Sul fronte del Roe arriva una sorpresa dalle due principali
banche italiane, entrambe sopra la media europea e tra i top
performer di categoria con un +7,8% per Intesa Sanpaolo (al netto
dei 3,5 mld di contributi statali ricevuti in cambio dell'accollo
delle due ex popolari venete) e un +10,2% per Unicredit, che
sarebbe stato un comunque apprezzabile +6,4% escludendo gli effetti
della plusvalenza generata dalla vendita di Pioneer.

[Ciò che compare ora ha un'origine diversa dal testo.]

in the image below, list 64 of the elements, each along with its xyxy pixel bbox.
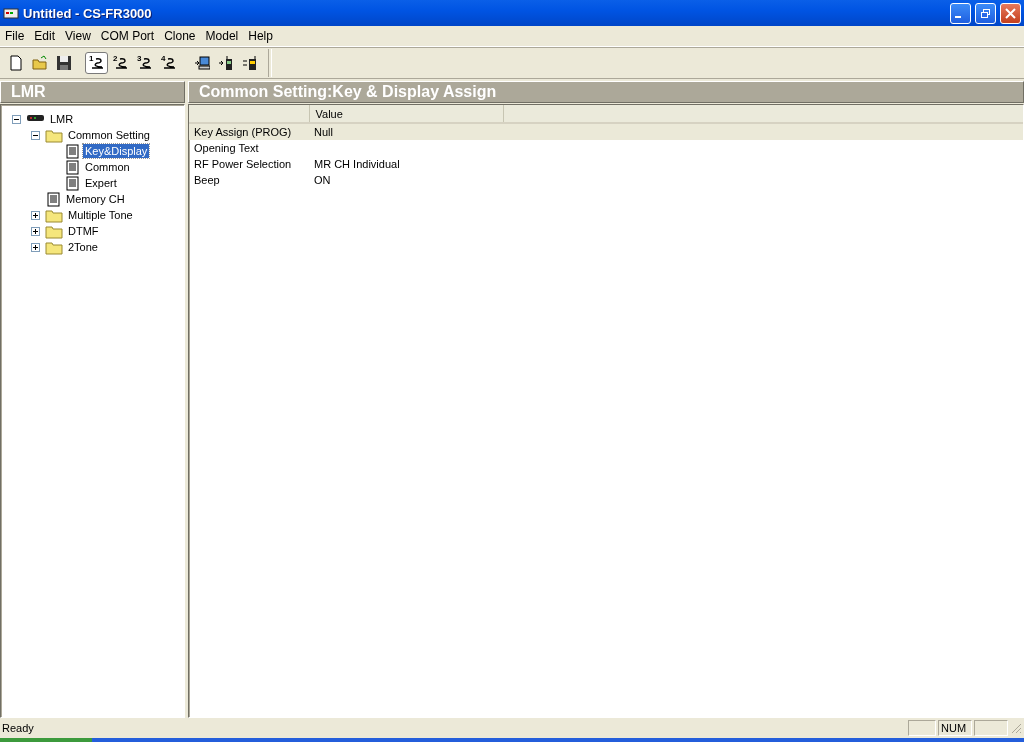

Il restringimento progressivo della forchetta Usa/Ue si
riscontra anche su altri parametri. E' il caso ad esempio dei costi
operativi, scesi dello 0,2% a/a per le banche europee e in crescita
del 2,7% negli Usa. Analogamente, il risultato di negoziazione si è
rafforzato del 22,2% contro il +7,2% americano e il risultato
corrente è migliorato del 28,1% rispetto al +4,2%. Anche all'ultima
riga del conto economico si nota un certo riavvicinamento, con il
risultato netto che per le banche europee è più che raddoppiato
(+101,3% a/a a 69,9 mld) e che è dunque meno distante dai 75,7
miliardi di dollari riportati dagli istituti Usa, che sotto questa
voce hanno dovuto fare i conti con una flessione tendenziale del
21,6%. Su questo punto, tuttavia, gli esperti di piazzetta Cuccia
hanno posto l'accento sul peso della riforma fiscale Usa operata
nel 2017, che ha comportato svalutazioni di deferred tax asset e
altri oneri per 8,9 miliardi di euro complessivi in Europa e per
ben 21,7 mld di dollari negli Usa. Una situazione che tuttavia
dovrebbe tornare a capovolgersi a favore delle banche americane già
nell'anno in corso, come del resto è emerso nel primo trimestre,
chiuso con risultati in miglioramento tendenziale del 19,5% in
America e con un progresso meno marcato, dell'1,3%, in Europa.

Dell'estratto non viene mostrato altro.